I've been thinking for a while now that we could all benefit from some counseling. I really feel that it might help her, and that's all I want to do. Don't get me wrong - she is a very bright, intelligent girl who's only fault is that of being too sensitive. Granted, she does have a big mouth and a cocky attitude, but isn't that normal for a girl her age? I was a teenager once, and I know how rotten I was! So I certainly can't say she's "bad", because she's not. She's mouthy, but she's a very good girl who doesn't deserve to feel the way she's obviously feeling.

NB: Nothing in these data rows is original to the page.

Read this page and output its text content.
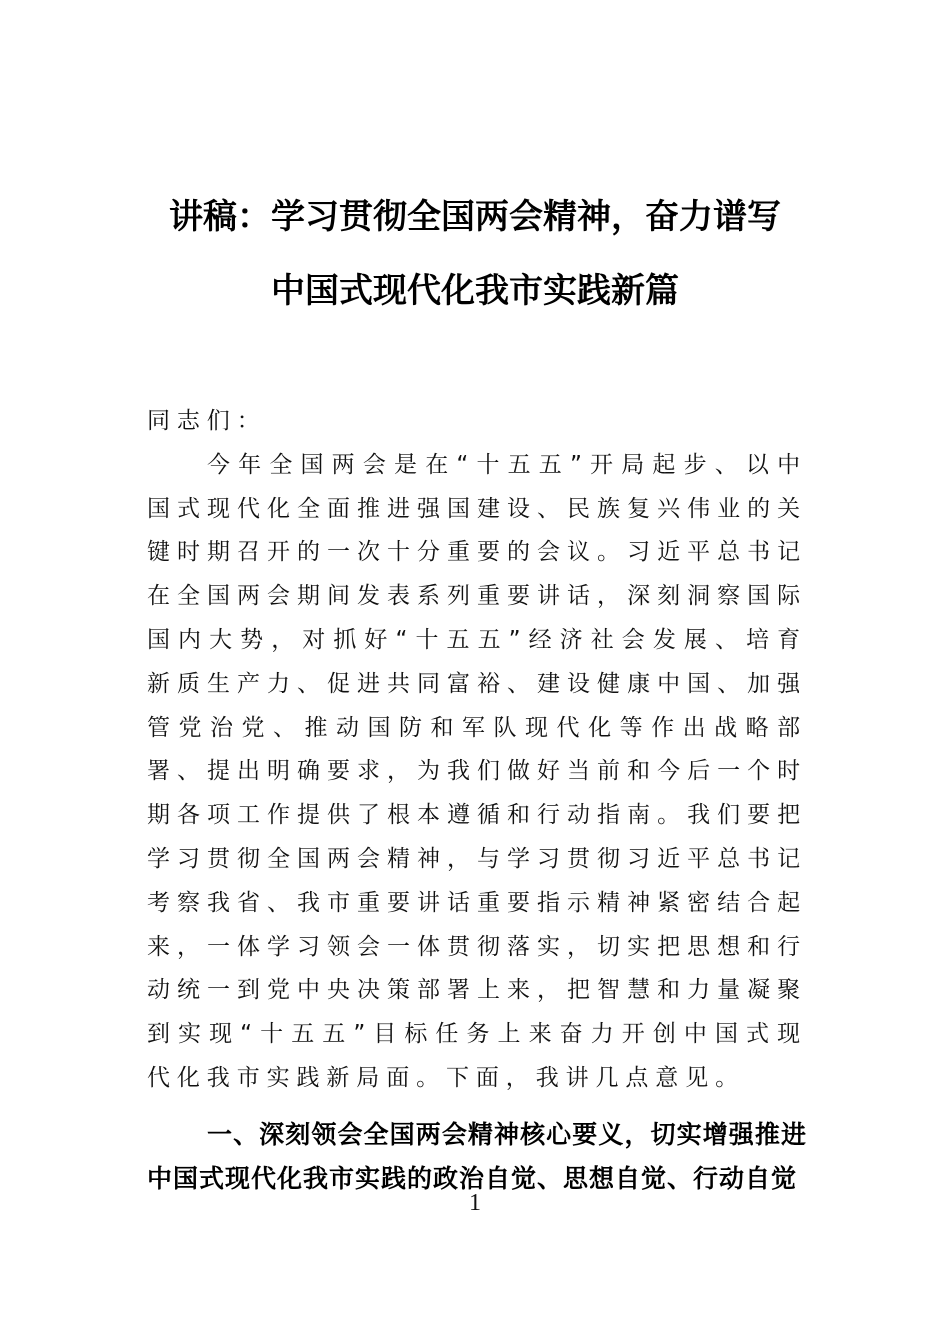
讲稿：学习贯彻全国两会精神，奋力谱写
中国式现代化我市实践新篇

同志们：

今年全国两会是在“十五五”开局起步、以中国式现代化全面推进强国建设、民族复兴伟业的关键时期召开的一次十分重要的会议。习近平总书记在全国两会期间发表系列重要讲话，深刻洞察国际国内大势，对抓好“十五五”经济社会发展、培育新质生产力、促进共同富裕、建设健康中国、加强管党治党、推动国防和军队现代化等作出战略部署、提出明确要求，为我们做好当前和今后一个时期各项工作提供了根本遵循和行动指南。我们要把学习贯彻全国两会精神，与学习贯彻习近平总书记考察我省、我市重要讲话重要指示精神紧密结合起来，一体学习领会一体贯彻落实，切实把思想和行动统一到党中央决策部署上来，把智慧和力量凝聚到实现“十五五”目标任务上来奋力开创中国式现代化我市实践新局面。下面，我讲几点意见。

一、深刻领会全国两会精神核心要义，切实增强推进中国式现代化我市实践的政治自觉、思想自觉、行动自觉

1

Here's my main concern, though... as I've mentioned, she is a drama queen. She will exaggerate a story a thousand times over until she reaches the point she set out to make. So what if she would be sitting with a therapist and say something that leads them to believe she's being abused? They would take her away from me and then I would be the one wanting to die! (I've seen it happen. My very best friend lost her son. The reasons were a little different, but the end result is what I'm afraid of.) Let's face it, the state and social services just don't play these days! And if they had the slightest inkling that she wasn't being taken care of properly, they wouldn't hesitate to yank her from my arms and throw her into foster care. I swear to all who read this, I could never live with myself if that happened. She's my baby and I couldn't live without her. I wouldn't want to! All of you moms out there know exactly what I mean. Once you have a child, nothing else matters. Giving them a safe, happy home and taking care of them becomes your only concern. And that's how I feel about my baby girl. She is my LIFE!
So, you can see my dilemma. I just don't know what to do for her. She's with my mom for the night, and Mr. Wonderful is back taking a nap. And here I sit, crying at my keyboard. I just don't know what to do. If anyone can offer any suggestions --- anything at all, I would appreciate it more than you can possibly imagine.